Asami beamed. “Alright. What do you want if you win?”
Korra thought for a moment. “I want the famous pancake recipe you never stop talking about - the ones your mother used to make and the ones you make. They’re delicious and it’s not fair that you keep it a secret from all the rest of us.”
“Alright,” Asami agreed, flexing her gloved hand. “But if I win….” She paused, wondering what she could milk from this. “I will talk to you about engineering for three straight hours.”
“That’s a deal I can make.”
Without much warning, Korra shot a small gust of air at Asami. Of course, Asami felt the tingle in her fingers before the wind even left Korra’s. “Give me all you’ve got Avatar, I can take it!”
A long time ago, Korra would have immediately gone on the offensive. Now… well, she did the exact same thing. Some things just don’t change much, but Korra in real battle had learned a lot about defensive strategies. Now, however, Asami knew Korra would have to be as offensively on-point as possible, because she wasn’t training with just anyone.

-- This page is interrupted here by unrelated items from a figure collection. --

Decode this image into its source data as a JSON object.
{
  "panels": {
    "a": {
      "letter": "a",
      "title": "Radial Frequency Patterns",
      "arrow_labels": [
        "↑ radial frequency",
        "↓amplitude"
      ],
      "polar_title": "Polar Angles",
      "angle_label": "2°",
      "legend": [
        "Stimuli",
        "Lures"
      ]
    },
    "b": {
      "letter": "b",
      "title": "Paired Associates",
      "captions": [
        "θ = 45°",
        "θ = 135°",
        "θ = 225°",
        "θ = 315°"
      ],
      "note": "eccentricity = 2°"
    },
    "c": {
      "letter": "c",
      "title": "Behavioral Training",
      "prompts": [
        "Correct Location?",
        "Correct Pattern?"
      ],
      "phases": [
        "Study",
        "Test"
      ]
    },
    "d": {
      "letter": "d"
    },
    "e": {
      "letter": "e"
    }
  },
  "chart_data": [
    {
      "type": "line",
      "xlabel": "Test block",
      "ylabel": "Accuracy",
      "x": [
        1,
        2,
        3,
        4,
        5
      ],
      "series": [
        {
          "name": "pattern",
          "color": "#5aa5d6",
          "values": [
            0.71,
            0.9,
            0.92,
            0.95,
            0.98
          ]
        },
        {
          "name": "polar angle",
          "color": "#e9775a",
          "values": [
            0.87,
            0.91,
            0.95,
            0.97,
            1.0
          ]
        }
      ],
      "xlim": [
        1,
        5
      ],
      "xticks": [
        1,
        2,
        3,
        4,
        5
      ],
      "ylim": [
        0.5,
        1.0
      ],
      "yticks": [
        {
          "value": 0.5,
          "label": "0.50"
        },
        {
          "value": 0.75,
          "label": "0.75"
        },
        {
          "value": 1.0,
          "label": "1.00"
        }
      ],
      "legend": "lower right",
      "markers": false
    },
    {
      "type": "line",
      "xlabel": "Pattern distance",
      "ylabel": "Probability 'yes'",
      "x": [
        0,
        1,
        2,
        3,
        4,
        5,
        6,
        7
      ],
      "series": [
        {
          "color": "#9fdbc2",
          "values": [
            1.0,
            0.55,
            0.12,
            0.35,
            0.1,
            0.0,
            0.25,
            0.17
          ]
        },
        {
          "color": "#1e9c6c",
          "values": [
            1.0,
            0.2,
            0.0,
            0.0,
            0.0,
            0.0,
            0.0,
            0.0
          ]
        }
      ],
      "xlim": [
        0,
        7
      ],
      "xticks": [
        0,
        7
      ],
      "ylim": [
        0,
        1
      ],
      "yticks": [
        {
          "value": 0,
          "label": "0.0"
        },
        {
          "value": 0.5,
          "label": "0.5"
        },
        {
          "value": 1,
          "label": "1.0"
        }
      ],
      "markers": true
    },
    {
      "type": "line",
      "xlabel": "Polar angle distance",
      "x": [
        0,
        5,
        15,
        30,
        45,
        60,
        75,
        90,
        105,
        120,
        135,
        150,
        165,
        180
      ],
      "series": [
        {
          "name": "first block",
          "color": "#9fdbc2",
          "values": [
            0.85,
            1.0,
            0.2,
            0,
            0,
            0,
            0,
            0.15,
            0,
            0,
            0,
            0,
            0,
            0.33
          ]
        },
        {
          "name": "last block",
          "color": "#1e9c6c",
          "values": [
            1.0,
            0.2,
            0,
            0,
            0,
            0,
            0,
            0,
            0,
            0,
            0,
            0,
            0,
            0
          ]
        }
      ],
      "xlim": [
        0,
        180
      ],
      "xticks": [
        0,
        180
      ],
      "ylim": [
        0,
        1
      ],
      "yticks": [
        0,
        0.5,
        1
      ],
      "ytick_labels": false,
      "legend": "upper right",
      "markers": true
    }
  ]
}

A chill ran up Asami’s right arm; she dodged just in time to miss being caught in ice. Heat flared in her opposite hand; she easily missed the column of flames. All her limbs suddenly went tense; as Asami saw Korra aim for the ground, she danced to safety out of the way of the earthbending attack.

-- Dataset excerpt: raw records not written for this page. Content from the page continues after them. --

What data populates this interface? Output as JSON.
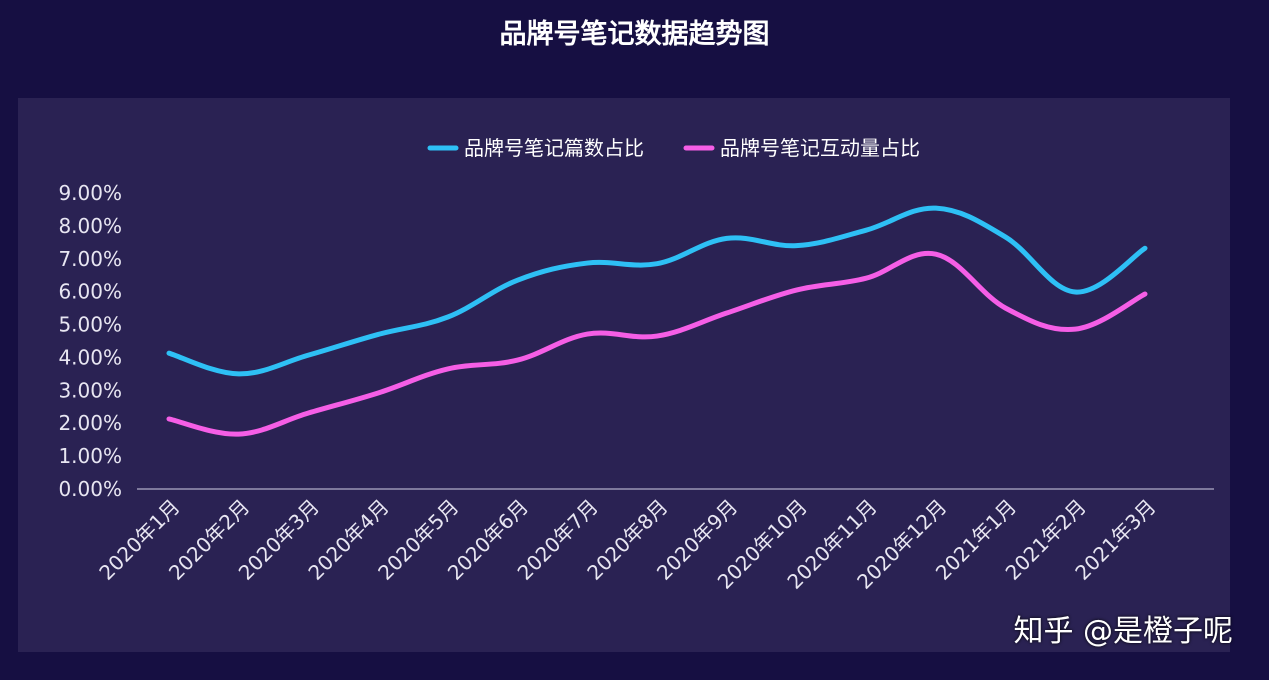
{
  "title": "品牌号笔记数据趋势图",
  "credit": "知乎 @是橙子呢",
  "chart_data": {
    "type": "line",
    "title": "品牌号笔记数据趋势图",
    "xlabel": "",
    "ylabel": "",
    "categories": [
      "2020年1月",
      "2020年2月",
      "2020年3月",
      "2020年4月",
      "2020年5月",
      "2020年6月",
      "2020年7月",
      "2020年8月",
      "2020年9月",
      "2020年10月",
      "2020年11月",
      "2020年12月",
      "2021年1月",
      "2021年2月",
      "2021年3月"
    ],
    "ylim": [
      0,
      9
    ],
    "yticks": [
      "0.00%",
      "1.00%",
      "2.00%",
      "3.00%",
      "4.00%",
      "5.00%",
      "6.00%",
      "7.00%",
      "8.00%",
      "9.00%"
    ],
    "grid": false,
    "legend_position": "top-center",
    "smooth": true,
    "series": [
      {
        "name": "品牌号笔记篇数占比",
        "color": "#2ec0f5",
        "values": [
          4.13,
          3.5,
          4.07,
          4.7,
          5.23,
          6.35,
          6.87,
          6.85,
          7.62,
          7.4,
          7.87,
          8.54,
          7.66,
          5.99,
          7.32
        ]
      },
      {
        "name": "品牌号笔记互动量占比",
        "color": "#f55ee6",
        "values": [
          2.13,
          1.67,
          2.31,
          2.92,
          3.65,
          3.92,
          4.71,
          4.65,
          5.35,
          6.05,
          6.41,
          7.14,
          5.5,
          4.86,
          5.93
        ]
      }
    ]
  }
}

And, just like that, she was in front of Korra, her black glove resting over Korra’s heart. She smirked. “Fight of the century, you said?”
Korra glared at her suspiciously. “Okay, but how did you do that? It’s as if you knew all my attacks before I’d even executed them!”
“That’s the beauty, isn’t it? Of training with your soulmate?”
“Well, yeah,” Korra muttered, blush staining her cheeks. Asami’s heart fluttered. So she didn’t forget. “But I can’t do that! I get barely anything from you!”
She lifted Korra’s chin, feeling the need to rub it in her face, in every sense of the phrase. “I’d imagine it’s a bit easier to interpret sudden shifts through bending than normal movements, Korra. Besides, I’ve spent years recognizing your moves and how they feel. Give me some credit!”
Korra stared up at her, blue eyes playful but defiant. “I think I can win.”
Asami raised her brow, feeling a bit cocky. “How do you intend to do that, Ms. Avatar?”
And Asami felt the rush of energy to Korra’s chest right as Korra leaned up and, without hesitation, pressed a soft, lingering kiss to Asami’s cheek. Asami was shocked - partly because Korra was taking initiative, partly because since when was Korra so damn smooth?
Still red in the cheeks and gleaming in the eyes, Korra puffed her chest. “Good luck, Ms. Sato.”
Asami leaned down, cupping one side of Korra’s face as to make sure her aim was true. She met her lips to Korra’s in a way she knew to be intoxicating and lingering (from experience). “To you as well,” she whispered as she pulled away. She winked, turned, and prayed Korra was watching her hips as she strode away. By the little bit of drool on the girl’s mouth, Asami would assume that it had worked. So, flexing her glove-hand once more, she stretched her refreshed muscles and shouted, “Your move!”